Осень в Петербурге - Кутзее Джон Максвелл. Страница 39
Отчаяние. Отчаяние преданного человека, отчаяние человека, узнавшего, что это отец предал его.
— Быть может, полиция и не способна ничего доказать, но она знает, как знаем и мы с вами, что вы далеко не невинны. Вы ведь не просто списочек составили, вы пошли дальше, верно? У вас руки в крови, не так ли? Я не прошу вас исповедаться мне. И все же, в самом что ни на есть предположительном смысле, зачем вы делаете это?
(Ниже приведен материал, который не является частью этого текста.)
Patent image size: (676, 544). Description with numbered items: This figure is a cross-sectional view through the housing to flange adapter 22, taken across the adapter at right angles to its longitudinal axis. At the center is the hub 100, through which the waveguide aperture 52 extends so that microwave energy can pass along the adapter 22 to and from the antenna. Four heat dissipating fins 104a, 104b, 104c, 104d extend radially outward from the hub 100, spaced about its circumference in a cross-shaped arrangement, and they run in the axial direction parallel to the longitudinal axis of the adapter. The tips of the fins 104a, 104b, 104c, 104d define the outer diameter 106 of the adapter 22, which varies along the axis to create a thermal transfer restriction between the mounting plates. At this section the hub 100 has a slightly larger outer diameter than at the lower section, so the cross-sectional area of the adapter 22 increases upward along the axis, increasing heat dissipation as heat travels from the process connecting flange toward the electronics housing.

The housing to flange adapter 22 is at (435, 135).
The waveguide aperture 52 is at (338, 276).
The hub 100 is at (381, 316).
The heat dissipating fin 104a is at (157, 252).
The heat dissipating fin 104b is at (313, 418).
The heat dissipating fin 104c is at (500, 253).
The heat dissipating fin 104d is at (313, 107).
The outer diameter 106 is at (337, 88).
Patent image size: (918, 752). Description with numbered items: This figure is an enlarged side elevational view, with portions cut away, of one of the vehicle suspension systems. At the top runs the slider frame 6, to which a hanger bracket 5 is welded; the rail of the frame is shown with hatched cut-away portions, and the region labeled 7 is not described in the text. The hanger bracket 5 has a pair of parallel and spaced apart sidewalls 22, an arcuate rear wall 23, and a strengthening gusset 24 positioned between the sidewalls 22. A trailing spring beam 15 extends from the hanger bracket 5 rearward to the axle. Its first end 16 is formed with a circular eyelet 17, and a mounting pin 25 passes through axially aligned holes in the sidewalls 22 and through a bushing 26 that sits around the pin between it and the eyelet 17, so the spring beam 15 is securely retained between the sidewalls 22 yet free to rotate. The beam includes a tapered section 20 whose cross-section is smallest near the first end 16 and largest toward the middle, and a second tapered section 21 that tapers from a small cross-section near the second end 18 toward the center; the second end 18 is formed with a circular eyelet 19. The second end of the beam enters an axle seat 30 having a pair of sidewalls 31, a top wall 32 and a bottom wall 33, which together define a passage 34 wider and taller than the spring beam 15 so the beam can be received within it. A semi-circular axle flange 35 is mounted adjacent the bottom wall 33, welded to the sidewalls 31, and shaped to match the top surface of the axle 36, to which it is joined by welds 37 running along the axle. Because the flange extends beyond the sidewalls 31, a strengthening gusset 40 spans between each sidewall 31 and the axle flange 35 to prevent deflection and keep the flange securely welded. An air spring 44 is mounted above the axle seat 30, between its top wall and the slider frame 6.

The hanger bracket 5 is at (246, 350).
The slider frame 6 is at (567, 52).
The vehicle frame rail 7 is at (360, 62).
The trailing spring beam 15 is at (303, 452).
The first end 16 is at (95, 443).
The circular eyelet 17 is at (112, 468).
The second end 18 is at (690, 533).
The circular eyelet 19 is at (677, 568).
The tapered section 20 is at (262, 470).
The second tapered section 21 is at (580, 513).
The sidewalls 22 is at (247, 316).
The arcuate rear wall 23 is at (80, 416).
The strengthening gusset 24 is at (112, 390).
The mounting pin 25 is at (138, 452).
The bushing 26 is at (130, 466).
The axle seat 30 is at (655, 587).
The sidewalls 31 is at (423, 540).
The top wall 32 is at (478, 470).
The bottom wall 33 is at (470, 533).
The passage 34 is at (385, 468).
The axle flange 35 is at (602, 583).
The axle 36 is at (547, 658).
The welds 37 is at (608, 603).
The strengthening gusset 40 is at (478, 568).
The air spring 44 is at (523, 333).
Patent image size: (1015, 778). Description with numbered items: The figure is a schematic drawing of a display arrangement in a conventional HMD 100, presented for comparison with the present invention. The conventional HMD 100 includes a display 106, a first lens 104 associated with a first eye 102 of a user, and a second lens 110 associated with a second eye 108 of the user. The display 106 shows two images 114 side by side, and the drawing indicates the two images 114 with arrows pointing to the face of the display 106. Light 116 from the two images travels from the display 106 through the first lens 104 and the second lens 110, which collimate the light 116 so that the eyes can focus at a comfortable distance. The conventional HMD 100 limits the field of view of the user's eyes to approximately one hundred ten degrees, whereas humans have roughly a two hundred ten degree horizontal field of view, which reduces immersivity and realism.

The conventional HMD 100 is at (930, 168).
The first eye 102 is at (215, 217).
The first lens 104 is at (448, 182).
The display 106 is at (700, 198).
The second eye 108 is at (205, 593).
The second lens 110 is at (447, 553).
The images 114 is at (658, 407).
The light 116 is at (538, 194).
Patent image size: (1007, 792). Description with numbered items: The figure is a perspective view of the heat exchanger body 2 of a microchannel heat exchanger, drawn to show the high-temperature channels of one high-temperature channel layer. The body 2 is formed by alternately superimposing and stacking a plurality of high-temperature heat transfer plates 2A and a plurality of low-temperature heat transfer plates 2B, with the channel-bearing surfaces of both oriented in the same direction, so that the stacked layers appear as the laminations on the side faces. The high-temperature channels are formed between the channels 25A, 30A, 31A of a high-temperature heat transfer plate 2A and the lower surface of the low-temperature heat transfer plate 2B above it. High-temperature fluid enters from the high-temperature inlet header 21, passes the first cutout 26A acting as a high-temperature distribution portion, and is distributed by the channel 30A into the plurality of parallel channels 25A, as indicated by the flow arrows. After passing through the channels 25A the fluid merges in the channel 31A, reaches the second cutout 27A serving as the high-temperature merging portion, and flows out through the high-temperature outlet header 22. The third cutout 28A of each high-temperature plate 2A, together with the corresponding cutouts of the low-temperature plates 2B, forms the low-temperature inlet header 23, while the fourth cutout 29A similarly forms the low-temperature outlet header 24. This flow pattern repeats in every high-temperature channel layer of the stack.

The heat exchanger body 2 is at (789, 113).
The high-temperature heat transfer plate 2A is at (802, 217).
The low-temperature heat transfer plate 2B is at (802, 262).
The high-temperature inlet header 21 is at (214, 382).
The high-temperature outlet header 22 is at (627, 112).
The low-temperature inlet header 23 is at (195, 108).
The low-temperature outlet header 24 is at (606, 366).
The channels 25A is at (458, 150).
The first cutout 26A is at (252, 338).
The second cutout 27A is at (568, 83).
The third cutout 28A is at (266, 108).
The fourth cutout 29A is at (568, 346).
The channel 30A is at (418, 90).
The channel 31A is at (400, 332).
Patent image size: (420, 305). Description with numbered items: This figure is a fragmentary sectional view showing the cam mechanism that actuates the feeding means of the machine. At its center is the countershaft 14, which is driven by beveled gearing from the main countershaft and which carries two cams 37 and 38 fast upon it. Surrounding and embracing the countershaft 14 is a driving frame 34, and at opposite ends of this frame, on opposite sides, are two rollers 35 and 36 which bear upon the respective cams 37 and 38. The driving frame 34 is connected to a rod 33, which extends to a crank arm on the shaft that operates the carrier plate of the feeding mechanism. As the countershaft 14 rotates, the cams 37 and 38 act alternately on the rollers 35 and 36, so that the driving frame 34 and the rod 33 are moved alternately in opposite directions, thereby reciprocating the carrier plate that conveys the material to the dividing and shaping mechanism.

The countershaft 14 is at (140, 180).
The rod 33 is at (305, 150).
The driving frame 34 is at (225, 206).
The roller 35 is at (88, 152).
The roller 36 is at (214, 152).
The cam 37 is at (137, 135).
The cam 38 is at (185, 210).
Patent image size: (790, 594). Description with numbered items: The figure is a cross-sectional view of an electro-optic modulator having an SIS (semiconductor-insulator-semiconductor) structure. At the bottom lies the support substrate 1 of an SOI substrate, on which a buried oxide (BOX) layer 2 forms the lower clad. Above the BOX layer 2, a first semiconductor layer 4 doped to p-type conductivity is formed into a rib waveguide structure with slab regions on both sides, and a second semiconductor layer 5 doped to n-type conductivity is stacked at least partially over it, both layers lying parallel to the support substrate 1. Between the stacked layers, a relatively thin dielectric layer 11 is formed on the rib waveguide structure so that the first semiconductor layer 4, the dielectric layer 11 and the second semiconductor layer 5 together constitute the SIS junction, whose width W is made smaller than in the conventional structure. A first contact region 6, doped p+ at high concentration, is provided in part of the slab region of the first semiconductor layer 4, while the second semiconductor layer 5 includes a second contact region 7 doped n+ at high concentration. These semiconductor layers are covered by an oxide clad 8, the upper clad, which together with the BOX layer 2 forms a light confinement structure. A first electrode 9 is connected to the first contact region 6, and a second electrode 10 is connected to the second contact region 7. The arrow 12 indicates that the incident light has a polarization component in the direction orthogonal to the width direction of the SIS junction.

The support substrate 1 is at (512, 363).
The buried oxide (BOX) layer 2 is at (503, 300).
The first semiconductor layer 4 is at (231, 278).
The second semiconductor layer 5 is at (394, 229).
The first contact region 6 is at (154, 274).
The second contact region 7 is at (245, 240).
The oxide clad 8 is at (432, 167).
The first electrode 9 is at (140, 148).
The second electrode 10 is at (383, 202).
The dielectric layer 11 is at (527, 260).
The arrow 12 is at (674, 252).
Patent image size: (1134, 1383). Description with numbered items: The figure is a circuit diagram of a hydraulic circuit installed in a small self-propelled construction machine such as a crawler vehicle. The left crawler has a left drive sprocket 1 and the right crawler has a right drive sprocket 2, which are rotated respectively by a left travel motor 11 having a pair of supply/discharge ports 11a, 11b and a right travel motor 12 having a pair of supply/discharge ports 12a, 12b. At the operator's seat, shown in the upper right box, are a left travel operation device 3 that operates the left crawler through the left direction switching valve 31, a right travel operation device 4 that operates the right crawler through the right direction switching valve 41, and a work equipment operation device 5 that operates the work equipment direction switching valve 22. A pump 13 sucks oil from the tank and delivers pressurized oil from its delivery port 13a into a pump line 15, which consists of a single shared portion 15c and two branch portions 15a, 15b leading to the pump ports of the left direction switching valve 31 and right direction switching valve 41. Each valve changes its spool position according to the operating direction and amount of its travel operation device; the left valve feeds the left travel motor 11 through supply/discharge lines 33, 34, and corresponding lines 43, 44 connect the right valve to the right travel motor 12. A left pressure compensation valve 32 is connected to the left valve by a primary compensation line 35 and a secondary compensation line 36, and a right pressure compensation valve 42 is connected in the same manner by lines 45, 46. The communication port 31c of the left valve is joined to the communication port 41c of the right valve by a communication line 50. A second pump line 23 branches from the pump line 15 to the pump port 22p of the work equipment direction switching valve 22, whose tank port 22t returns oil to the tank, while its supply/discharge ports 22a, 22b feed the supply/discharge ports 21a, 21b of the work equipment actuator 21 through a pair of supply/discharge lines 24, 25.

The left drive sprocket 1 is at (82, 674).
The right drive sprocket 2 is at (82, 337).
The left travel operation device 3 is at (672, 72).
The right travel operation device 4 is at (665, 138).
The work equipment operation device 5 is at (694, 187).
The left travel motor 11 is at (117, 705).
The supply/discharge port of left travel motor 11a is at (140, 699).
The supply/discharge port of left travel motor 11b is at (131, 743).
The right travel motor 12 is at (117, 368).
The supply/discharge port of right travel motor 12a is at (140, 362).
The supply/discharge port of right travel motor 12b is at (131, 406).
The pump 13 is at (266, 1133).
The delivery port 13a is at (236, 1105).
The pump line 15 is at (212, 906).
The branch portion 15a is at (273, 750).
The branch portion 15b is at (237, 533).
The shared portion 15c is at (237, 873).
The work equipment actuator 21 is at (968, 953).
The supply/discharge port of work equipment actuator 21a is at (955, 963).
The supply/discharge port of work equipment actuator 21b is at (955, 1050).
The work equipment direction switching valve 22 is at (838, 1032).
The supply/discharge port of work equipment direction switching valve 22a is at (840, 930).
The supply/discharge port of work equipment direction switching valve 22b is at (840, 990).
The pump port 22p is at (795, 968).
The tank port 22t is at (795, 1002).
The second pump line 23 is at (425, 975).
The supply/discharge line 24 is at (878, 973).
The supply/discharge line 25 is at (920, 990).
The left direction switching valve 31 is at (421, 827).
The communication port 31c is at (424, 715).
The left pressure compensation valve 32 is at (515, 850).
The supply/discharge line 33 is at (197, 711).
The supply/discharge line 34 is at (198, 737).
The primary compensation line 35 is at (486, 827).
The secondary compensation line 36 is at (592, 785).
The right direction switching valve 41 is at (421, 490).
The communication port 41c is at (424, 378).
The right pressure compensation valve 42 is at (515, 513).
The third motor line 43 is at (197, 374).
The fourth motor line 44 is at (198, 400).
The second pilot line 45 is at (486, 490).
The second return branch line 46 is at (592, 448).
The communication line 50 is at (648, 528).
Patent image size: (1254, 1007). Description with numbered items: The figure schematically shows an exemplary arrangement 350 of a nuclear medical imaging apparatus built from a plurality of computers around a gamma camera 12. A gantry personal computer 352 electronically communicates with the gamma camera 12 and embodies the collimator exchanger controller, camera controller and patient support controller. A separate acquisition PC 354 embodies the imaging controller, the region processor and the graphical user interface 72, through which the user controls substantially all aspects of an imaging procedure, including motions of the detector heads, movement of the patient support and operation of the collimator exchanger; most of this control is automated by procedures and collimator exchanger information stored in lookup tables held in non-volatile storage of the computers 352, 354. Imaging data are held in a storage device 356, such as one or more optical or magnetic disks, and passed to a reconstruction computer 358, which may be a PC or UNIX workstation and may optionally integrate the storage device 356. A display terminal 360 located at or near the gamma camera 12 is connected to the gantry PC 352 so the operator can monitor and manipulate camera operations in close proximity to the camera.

— В предположительном? Затем, что, если ты никого не убил, тебя и всерьез никто не примет. Это единственное идущее в счет доказательство серьезности твоих намерений.
— Но для чего вам нужно, чтобы вас принимали всерьез? Почему не оставаться сколь можно дольше молодым и беспечным? Настанет еще и для серьезности время. И задумайтесь наконец о тех из ваших товарищей, кто послабее, кто совершает ошибку, доверяясь вам. Подумайте о вашей чухонской подруге, о том, что ей в итоге приходится сносить в самую эту минуту.
— Да хватит вам тянуть все одну и ту же волынку о моей так называемой чухонской подруге! О ней позаботились, она больше не испытывает страданий! И что вы мне предлагаете — ждать, когда я состарюсь и меня станут наконец воспринимать всерьез? Я уже насмотрелся на то, что происходит с вами, состарившимся. Когда я постарею, это буду не я, а другой человек.
Подобные речи он мог бы представить слетающими с уст Павла, но никак не Нечаева. Павел, Павел, какая потеря!
— Жаль, что мне не довелось увидеть вас с Павлом, — говорит он, не досказывая главного: вы похожи на два меча, на два оголенных меча.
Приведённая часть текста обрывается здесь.